Hospitals in states that have expanded Medicaid coverage under the Affordable Care Act have witnessed a significant decrease in the volume of uninsured patients treated and the amount of charity care provided in the first quarter of 2014, according to a new study by the Colorado Hospital Association released Monday.
After gathering data from 465 hospitals in 30 states -- 15 that expanded Medicaid and 15 that did not -- the report concluded that in states that chose to participate in Medicaid expansion, the average charity care cost per hospital decreased from $2.8 million to $1.9 million.
In non-expansion states, hospitals witnessed an increase in charity care spending, from $3.8 million to $4.2 million, with the proportion of Medicaid and self-paying patients remaining unchanged.

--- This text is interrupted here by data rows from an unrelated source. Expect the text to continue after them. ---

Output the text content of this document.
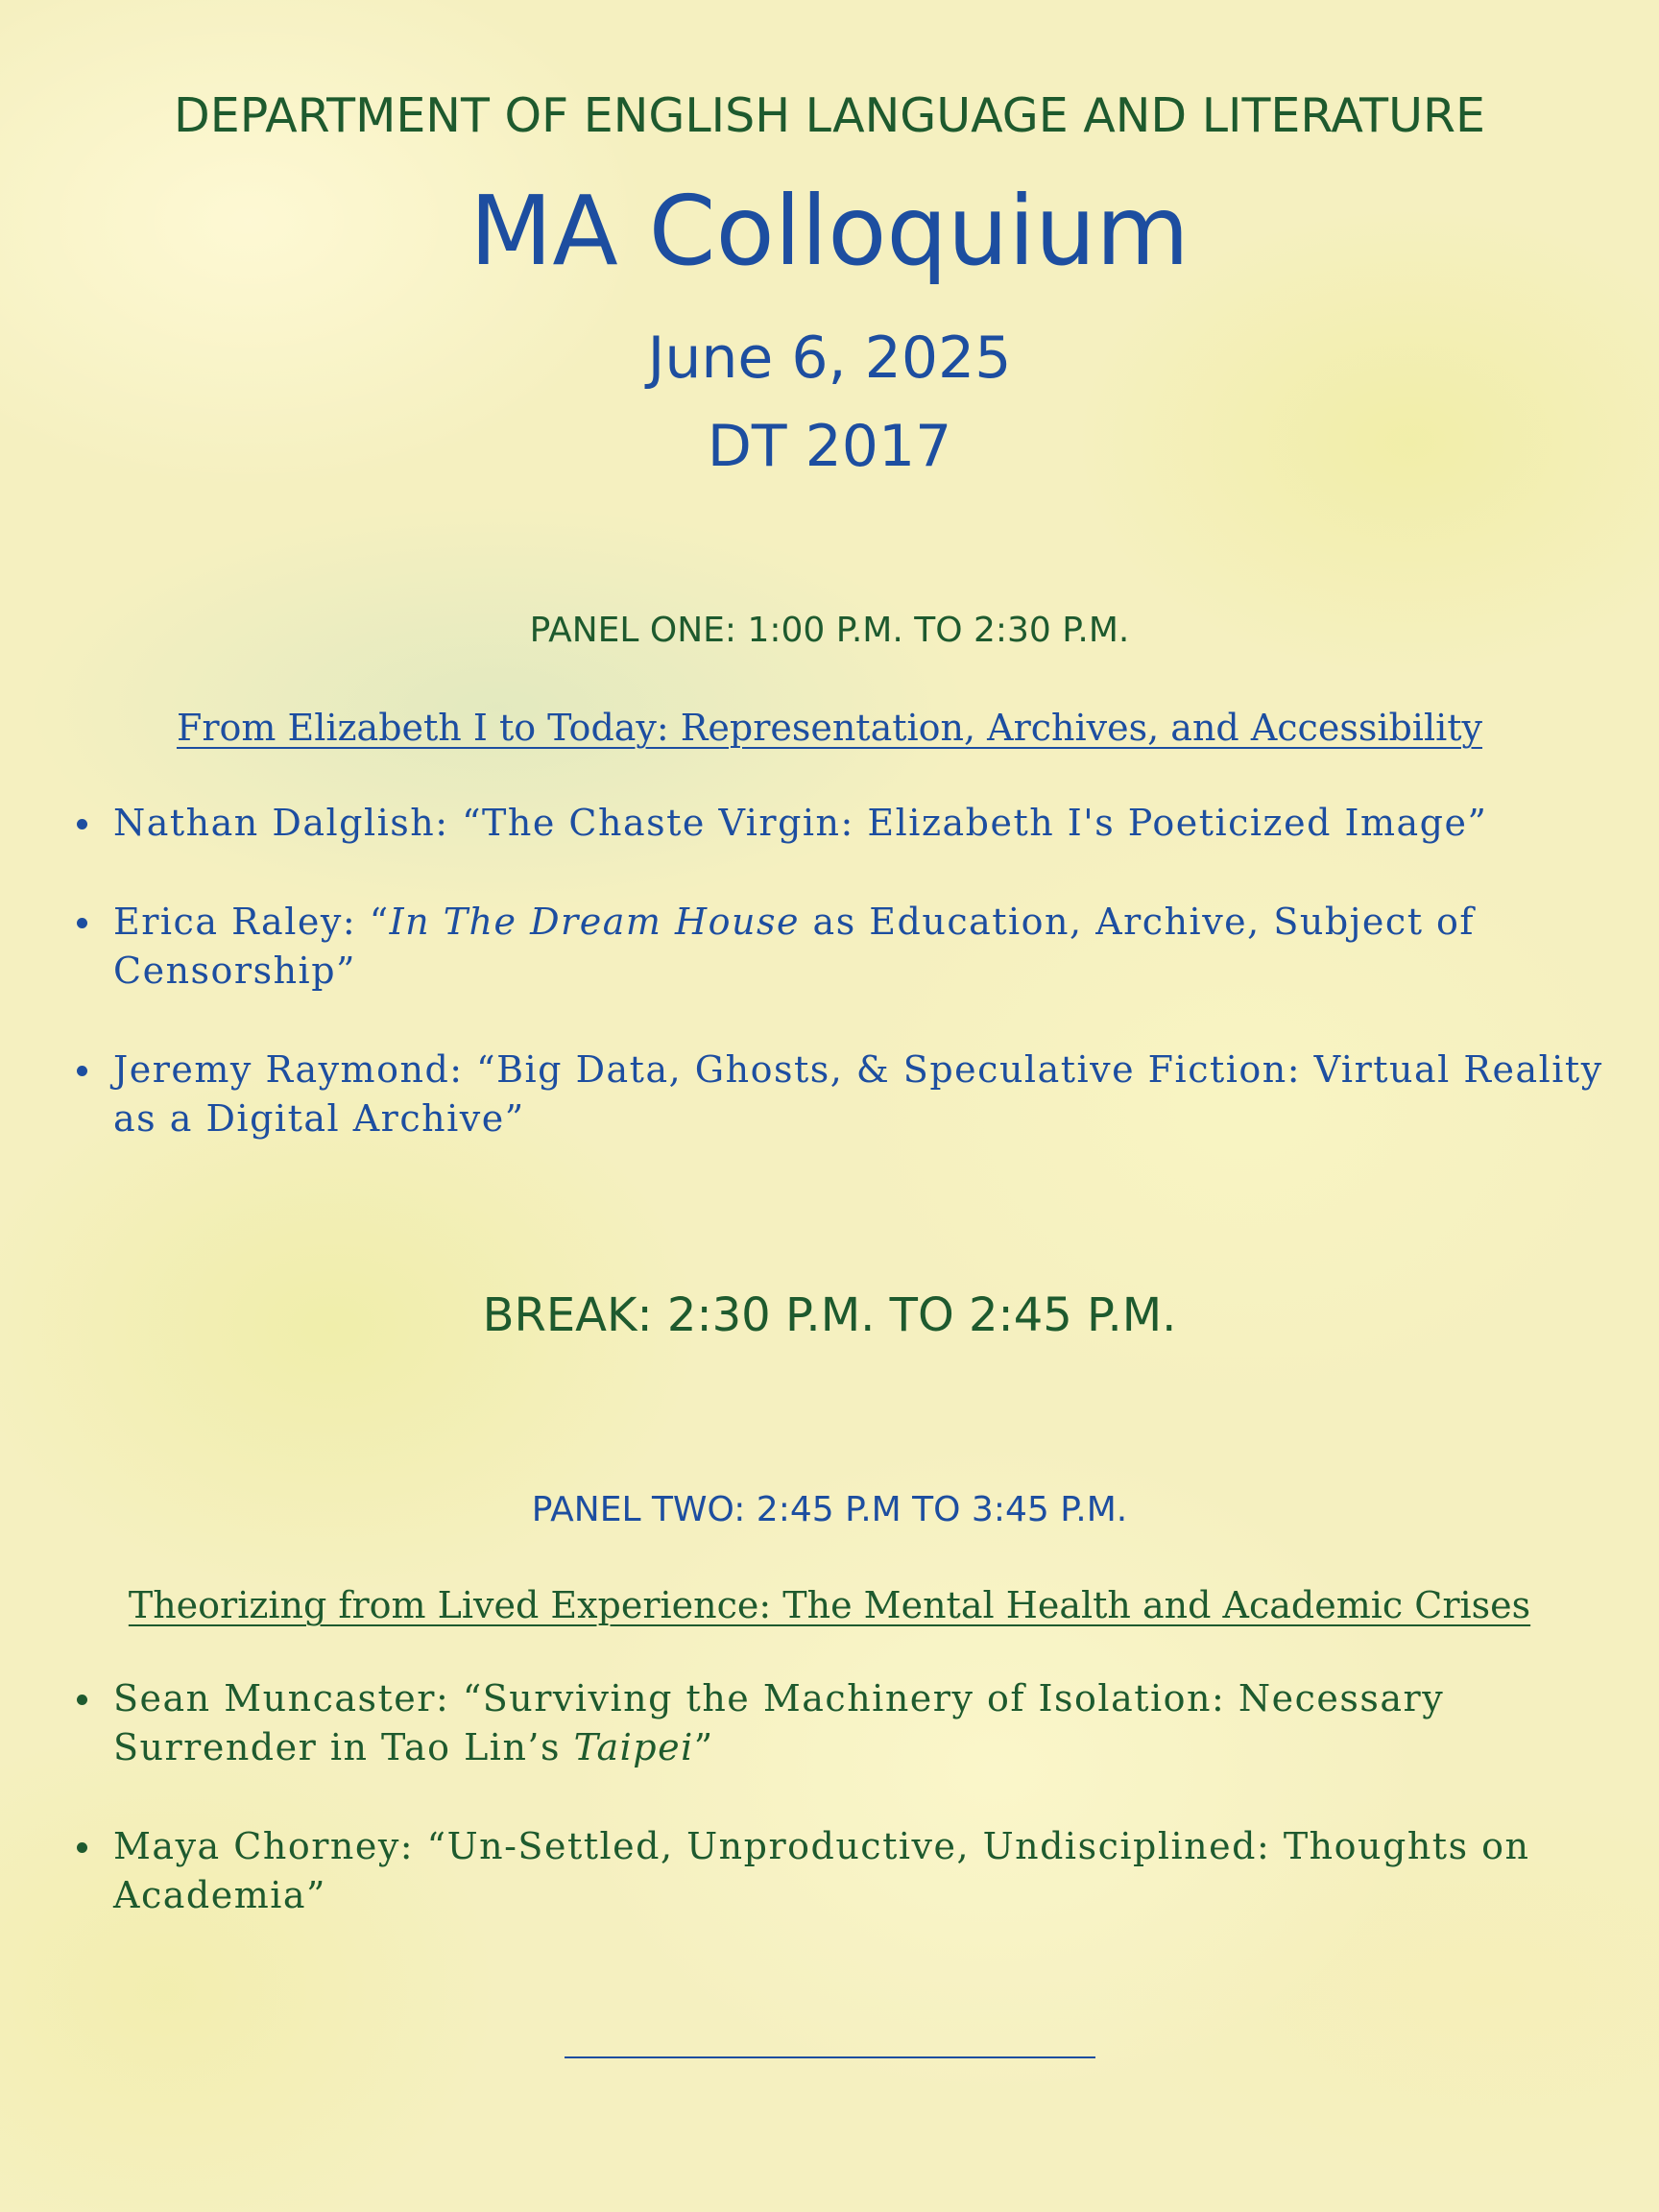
DEPARTMENT OF ENGLISH LANGUAGE AND LITERATURE
MA Colloquium
June 6, 2025
DT 2017
PANEL ONE: 1:00 P.M. TO 2:30 P.M.
From Elizabeth I to Today: Representation, Archives, and Accessibility
Nathan Dalglish: “The Chaste Virgin: Elizabeth I's Poeticized Image”
Erica Raley: “In The Dream House as Education, Archive, Subject of Censorship”
Jeremy Raymond: “Big Data, Ghosts, & Speculative Fiction: Virtual Reality as a Digital Archive”
BREAK: 2:30 P.M. TO 2:45 P.M.
PANEL TWO: 2:45 P.M TO 3:45 P.M.
Theorizing from Lived Experience: The Mental Health and Academic Crises
Sean Muncaster: “Surviving the Machinery of Isolation: Necessary Surrender in Tao Lin’s Taipei”
Maya Chorney: “Un-Settled, Unproductive, Undisciplined: Thoughts on Academia”
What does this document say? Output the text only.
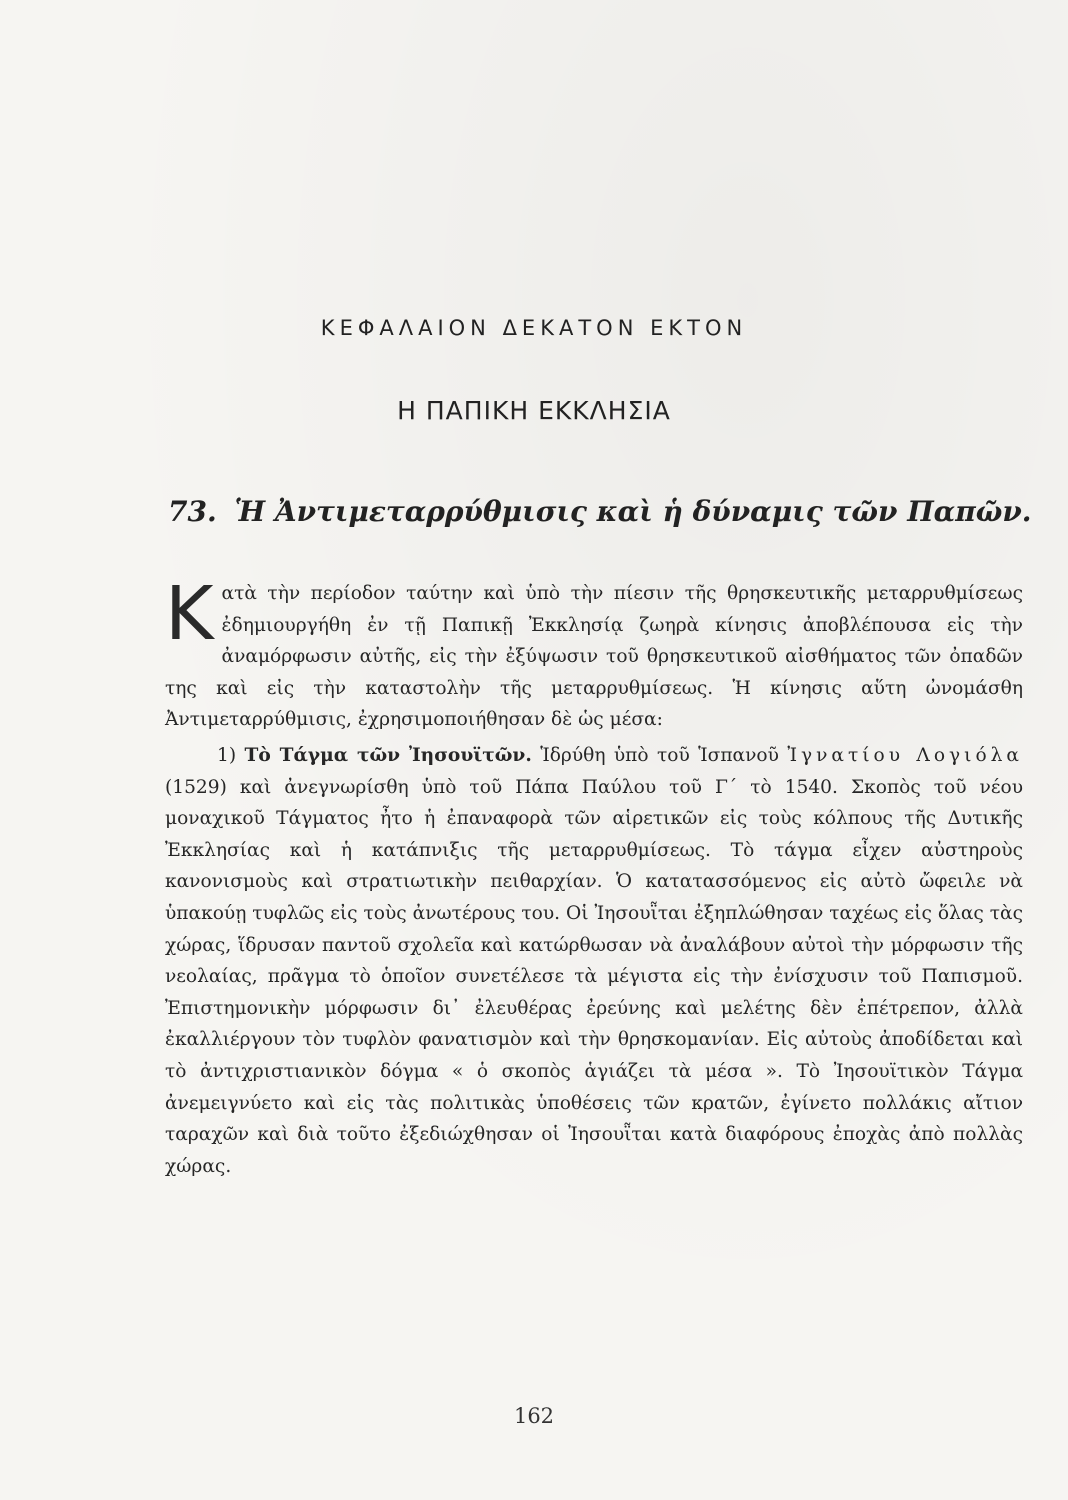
ΚΕΦΑΛΑΙΟΝ ΔΕΚΑΤΟΝ ΕΚΤΟΝ
Η ΠΑΠΙΚΗ ΕΚΚΛΗΣΙΑ
73. Ἡ Ἀντιμεταρρύθμισις καὶ ἡ δύναμις τῶν Παπῶν.

Κατὰ τὴν περίοδον ταύτην καὶ ὑπὸ τὴν πίεσιν τῆς θρησκευτικῆς μεταρρυθμίσεως ἐδημιουργήθη ἐν τῇ Παπικῇ Ἐκκλησίᾳ ζωηρὰ κίνησις ἀποβλέπουσα εἰς τὴν ἀναμόρφωσιν αὐτῆς, εἰς τὴν ἐξύψωσιν τοῦ θρησκευτικοῦ αἰσθήματος τῶν ὀπαδῶν της καὶ εἰς τὴν καταστολὴν τῆς μεταρρυθμίσεως. Ἡ κίνησις αὕτη ὠνομάσθη Ἀντιμεταρρύθμισις, ἐχρησιμοποιήθησαν δὲ ὡς μέσα:

1) Τὸ Τάγμα τῶν Ἰησουϊτῶν. Ἱδρύθη ὑπὸ τοῦ Ἱσπανοῦ Ἰγνατίου Λογιόλα (1529) καὶ ἀνεγνωρίσθη ὑπὸ τοῦ Πάπα Παύλου τοῦ Γ΄ τὸ 1540. Σκοπὸς τοῦ νέου μοναχικοῦ Τάγματος ἦτο ἡ ἐπαναφορὰ τῶν αἱρετικῶν εἰς τοὺς κόλπους τῆς Δυτικῆς Ἐκκλησίας καὶ ἡ κατάπνιξις τῆς μεταρρυθμίσεως. Τὸ τάγμα εἶχεν αὐστηροὺς κανονισμοὺς καὶ στρατιωτικὴν πειθαρχίαν. Ὁ κατατασσόμενος εἰς αὐτὸ ὤφειλε νὰ ὑπακούῃ τυφλῶς εἰς τοὺς ἀνωτέρους του. Οἱ Ἰησουῗται ἐξηπλώθησαν ταχέως εἰς ὅλας τὰς χώρας, ἵδρυσαν παντοῦ σχολεῖα καὶ κατώρθωσαν νὰ ἀναλάβουν αὐτοὶ τὴν μόρφωσιν τῆς νεολαίας, πρᾶγμα τὸ ὁποῖον συνετέλεσε τὰ μέγιστα εἰς τὴν ἐνίσχυσιν τοῦ Παπισμοῦ. Ἐπιστημονικὴν μόρφωσιν δι᾿ ἐλευθέρας ἐρεύνης καὶ μελέτης δὲν ἐπέτρεπον, ἀλλὰ ἐκαλλιέργουν τὸν τυφλὸν φανατισμὸν καὶ τὴν θρησκομανίαν. Εἰς αὐτοὺς ἀποδίδεται καὶ τὸ ἀντιχριστιανικὸν δόγμα « ὁ σκοπὸς ἁγιάζει τὰ μέσα ». Τὸ Ἰησουϊτικὸν Τάγμα ἀνεμειγνύετο καὶ εἰς τὰς πολιτικὰς ὑποθέσεις τῶν κρατῶν, ἐγίνετο πολλάκις αἴτιον ταραχῶν καὶ διὰ τοῦτο ἐξεδιώχθησαν οἱ Ἰησουῗται κατὰ διαφόρους ἐποχὰς ἀπὸ πολλὰς χώρας.

162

By expanding Medicaid to include Americans making up to 133 percent of the federal poverty level, expansion states experienced an average increase of 29 percent in Medicaid cases, which could reduce health care costs by reducing the levels of uncompensated care, according to Steven Summer, president and CEO of the Colorado Hospital Association.
Monday’s report also confirmed that the majority of new enrollees under the new eligibility requirements are previously uninsured residents, as opposed to those switching from private to public insurance.
If fully implemented, Medicaid reform under Obamacare would grant Medicaid access to roughly 21 million Americans by 2022. So far, 26 states across the U.S. have voluntarily opted into the Medicaid expansion program, which the federal government will fund fully through 2016 and no less than 90 percent thereafter.
Nearly half of states have rejected the reform, leaving roughly 5.7 million of the country’s poorest residents uninsured.